Die Koffer sind gepackt, die Flugtickets ausgedruckt und die Vorfreude auf die Auszeit ist gross. Doch: Statt der erhofften Romantik erleben viele Paare und Familien in den Ferien Streit. Während den Ferien gehen viele Beziehungen in die Brüche.
Dann sind Paarberater gefragt: Die öffentlichen Paarberatungsstellen des Kantons Zürich verzeichnen einen Anstieg von Anfragen direkt nach den Ferien. «Unsere Beratende sind nach den Sommerferien und nach den Weihnachtsferien besonders ausgelastet», sagt Stefan Brülhart, Geschäftsführer von Paarberatung und Mediation im Kanton Zürich.
Zu viel Nähe
Weshalb es ausgerechnet in den Ferien des Öfteren kracht, weiss Paartherapeut Henri Guttmann: «Es gibt dann Streit, wenn die Erwartungen an die Ferien unterschiedlich sind oder wenn man Konflikte aus dem Alltag ungeklärt mitnimmt.»
Während es zuhause einfacher ist, den Problemen auszuweichen, sind im Urlaub Konfliktgespräche unumgänglich. «Denn man sitzt dauernd und näher aufeinander», sagt Henri Guttmann. «Konflikte, die man zuhause nicht gelöst hat, tauchen schneller wieder auf und man merkt rascher was einen stört.»
Spiegel der Beziehung
Der Umgang in den Ferien verrät bereits einiges über die Beziehung. Aus diesem Grund stellt Guttmann in seinen Paartherapien stets die Frage, wie sich das Paar in den Ferien verträgt.
Streitet es sich auf Reisen seltener als im Alltag, hat es laut Guttmann gute Prognosen. Schlecht steht es hingegen um diejenigen, die in den Ferien häufiger streiten als im Alltag: Sie weichen sich im Alltag aus, statt Konflikte aktiv anzugehen.
Der verflixte dritte Tag
Ein bestimmter Streit lässt sich nicht umgehen: «Den obligatorischen Ferienstreit an Tag drei. Den haben alle», sagt Guttmann. «Auch diejenigen, die sonst kaum streiten.»
Schuld sei die veränderte Umgebung. Das Anpassen an die neue Situation führe unweigerlich zu einem Konflikt.
Vorbeugen statt streiten
Streitereien in den Ferien sind besonders ungünstig, man kann sich nur schlecht ausweichen. Daher empfiehlt Guttmann die latenten Konflikte aus dem Alltag bereits vor der Abreise zu klären. Guttmanns Patentrezept dafür lautet:
Der eine Partner erklärt, was ihn verletzt hat.
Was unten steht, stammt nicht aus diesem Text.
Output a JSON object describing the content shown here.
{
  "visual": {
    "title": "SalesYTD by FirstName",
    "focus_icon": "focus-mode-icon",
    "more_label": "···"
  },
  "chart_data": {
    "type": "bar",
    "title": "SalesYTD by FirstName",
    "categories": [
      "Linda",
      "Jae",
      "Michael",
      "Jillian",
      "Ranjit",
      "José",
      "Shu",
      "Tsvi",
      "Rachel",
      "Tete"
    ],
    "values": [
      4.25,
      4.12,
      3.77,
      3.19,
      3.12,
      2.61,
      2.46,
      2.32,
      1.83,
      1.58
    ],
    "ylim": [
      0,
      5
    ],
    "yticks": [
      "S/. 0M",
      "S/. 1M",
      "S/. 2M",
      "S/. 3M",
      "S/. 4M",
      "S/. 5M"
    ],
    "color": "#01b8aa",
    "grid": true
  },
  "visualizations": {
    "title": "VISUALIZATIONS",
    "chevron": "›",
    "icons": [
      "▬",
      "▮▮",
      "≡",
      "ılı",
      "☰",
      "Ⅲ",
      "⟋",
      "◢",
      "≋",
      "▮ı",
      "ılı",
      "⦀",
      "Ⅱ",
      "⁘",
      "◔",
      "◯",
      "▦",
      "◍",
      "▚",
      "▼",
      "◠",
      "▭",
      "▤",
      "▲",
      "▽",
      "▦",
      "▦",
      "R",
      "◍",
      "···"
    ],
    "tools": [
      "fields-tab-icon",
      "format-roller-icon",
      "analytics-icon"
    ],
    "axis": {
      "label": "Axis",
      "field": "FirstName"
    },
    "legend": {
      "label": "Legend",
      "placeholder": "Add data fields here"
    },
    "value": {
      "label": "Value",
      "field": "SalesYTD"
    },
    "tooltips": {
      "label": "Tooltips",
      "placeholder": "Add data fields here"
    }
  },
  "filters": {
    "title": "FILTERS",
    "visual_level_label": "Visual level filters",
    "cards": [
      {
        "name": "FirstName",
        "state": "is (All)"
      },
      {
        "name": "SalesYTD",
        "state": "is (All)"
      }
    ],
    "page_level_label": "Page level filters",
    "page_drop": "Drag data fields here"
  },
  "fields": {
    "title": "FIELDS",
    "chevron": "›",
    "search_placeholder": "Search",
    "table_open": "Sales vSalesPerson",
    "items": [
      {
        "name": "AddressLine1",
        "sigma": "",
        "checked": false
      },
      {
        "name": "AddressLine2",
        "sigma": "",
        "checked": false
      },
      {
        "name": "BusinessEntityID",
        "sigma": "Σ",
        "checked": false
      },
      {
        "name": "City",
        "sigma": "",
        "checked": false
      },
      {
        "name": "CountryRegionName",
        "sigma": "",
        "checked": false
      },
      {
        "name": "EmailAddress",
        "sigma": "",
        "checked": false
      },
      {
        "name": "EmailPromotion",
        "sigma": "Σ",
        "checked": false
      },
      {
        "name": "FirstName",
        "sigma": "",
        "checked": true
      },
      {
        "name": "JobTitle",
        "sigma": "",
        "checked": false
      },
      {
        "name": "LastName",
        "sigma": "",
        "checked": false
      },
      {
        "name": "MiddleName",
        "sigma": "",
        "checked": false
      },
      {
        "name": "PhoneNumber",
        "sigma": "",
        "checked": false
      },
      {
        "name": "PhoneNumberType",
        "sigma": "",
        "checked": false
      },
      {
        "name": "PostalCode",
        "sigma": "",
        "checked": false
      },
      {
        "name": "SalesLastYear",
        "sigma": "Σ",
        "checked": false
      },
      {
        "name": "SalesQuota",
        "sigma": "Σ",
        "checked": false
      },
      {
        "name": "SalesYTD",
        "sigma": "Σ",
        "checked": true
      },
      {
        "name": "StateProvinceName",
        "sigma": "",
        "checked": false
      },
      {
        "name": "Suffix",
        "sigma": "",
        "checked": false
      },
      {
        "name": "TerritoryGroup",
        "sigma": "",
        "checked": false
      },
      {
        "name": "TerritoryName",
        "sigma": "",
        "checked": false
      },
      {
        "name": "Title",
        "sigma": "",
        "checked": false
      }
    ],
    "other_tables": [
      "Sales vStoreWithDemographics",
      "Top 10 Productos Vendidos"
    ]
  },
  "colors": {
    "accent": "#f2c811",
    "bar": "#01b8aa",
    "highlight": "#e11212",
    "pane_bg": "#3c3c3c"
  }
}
Der andere entschuldigt sich dafür und möchte gleichzeitig wissen, wie man das wiedergutmachen kann.
Wiedergutzumachen seien Konflikte mit Gesten oder Aktivitäten, die beiden Freude bereiten und zusammenschweissen.
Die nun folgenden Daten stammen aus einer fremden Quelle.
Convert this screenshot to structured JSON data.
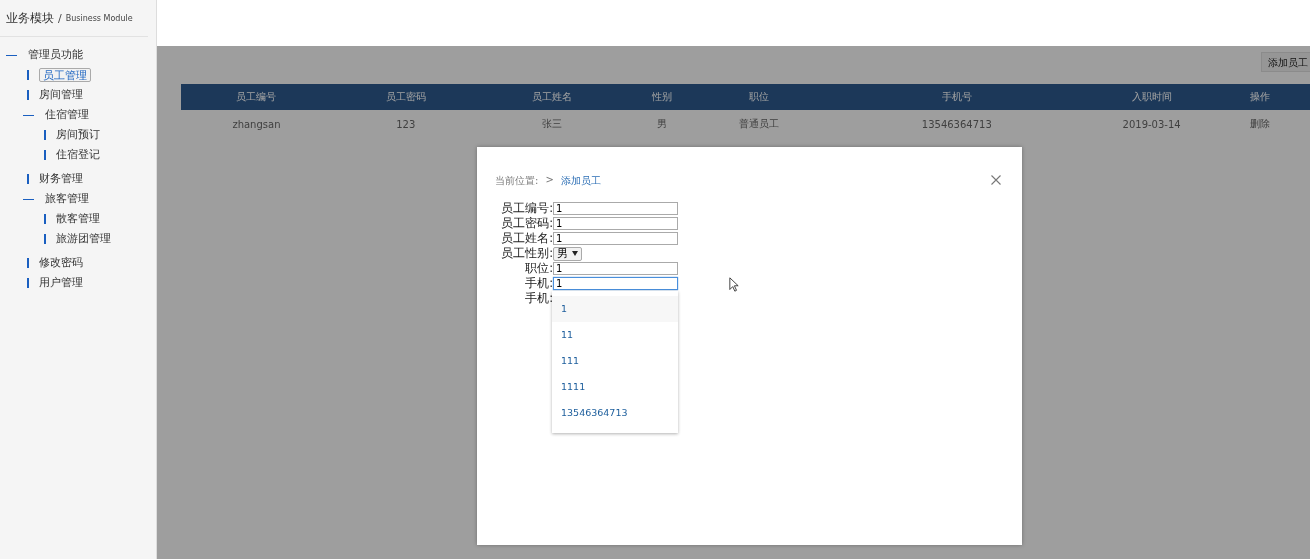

Auch Probleme, die die Ferien selbst betreffen, lassen sich bereits vorgängig aus dem Weg räumen. «Sie entstehen, weil jeder unterschiedliche und hohe Erwartungen an die Ferien mitbringt», sagt Guttmann. Möchte sie etwa am Strand ein Buch lesen, er aber in den Bergen wandern, führt das unweigerlich zu Unstimmigkeiten. Enttäuschungen lassen sich nur verhindern, wenn man bereits beim Planen der Reise die Erwartungen miteinander bespricht und nach Kompromissen sucht.
Stressfaktor Kind
Noch grössere Herausforderungen birgt der Urlaub mit Kindern. «Wenn alle sich erholen können, ist das wirklich ein Glücksfall», sagt Henri Guttmann. Je mehr Personen mit dabei sind, desto mehr Bedürfnisse gibt es. Eine andere Umgebung, andere Geräusche oder fremde Geschmäcker, sind für Kinder schwierig. Deshalb gilt: Wenn die Kinder glücklich sind, können sich auch die Erwachsenen entspannen.
Damit die Beziehung der Eltern nicht untergeht, empfiehlt Guttmann allen Paaren einmal im Jahr für ein paar Tage ohne Kinder zu verreisen. «Ich bekomme immer wieder Postkarten von Leuten, die ich nicht kenne», sagt Guttmann, «Sie freuen sich, das erste Mal ohne Kinder in den Ferien zu sein und bedanken sich für den wertvollen Tipp.»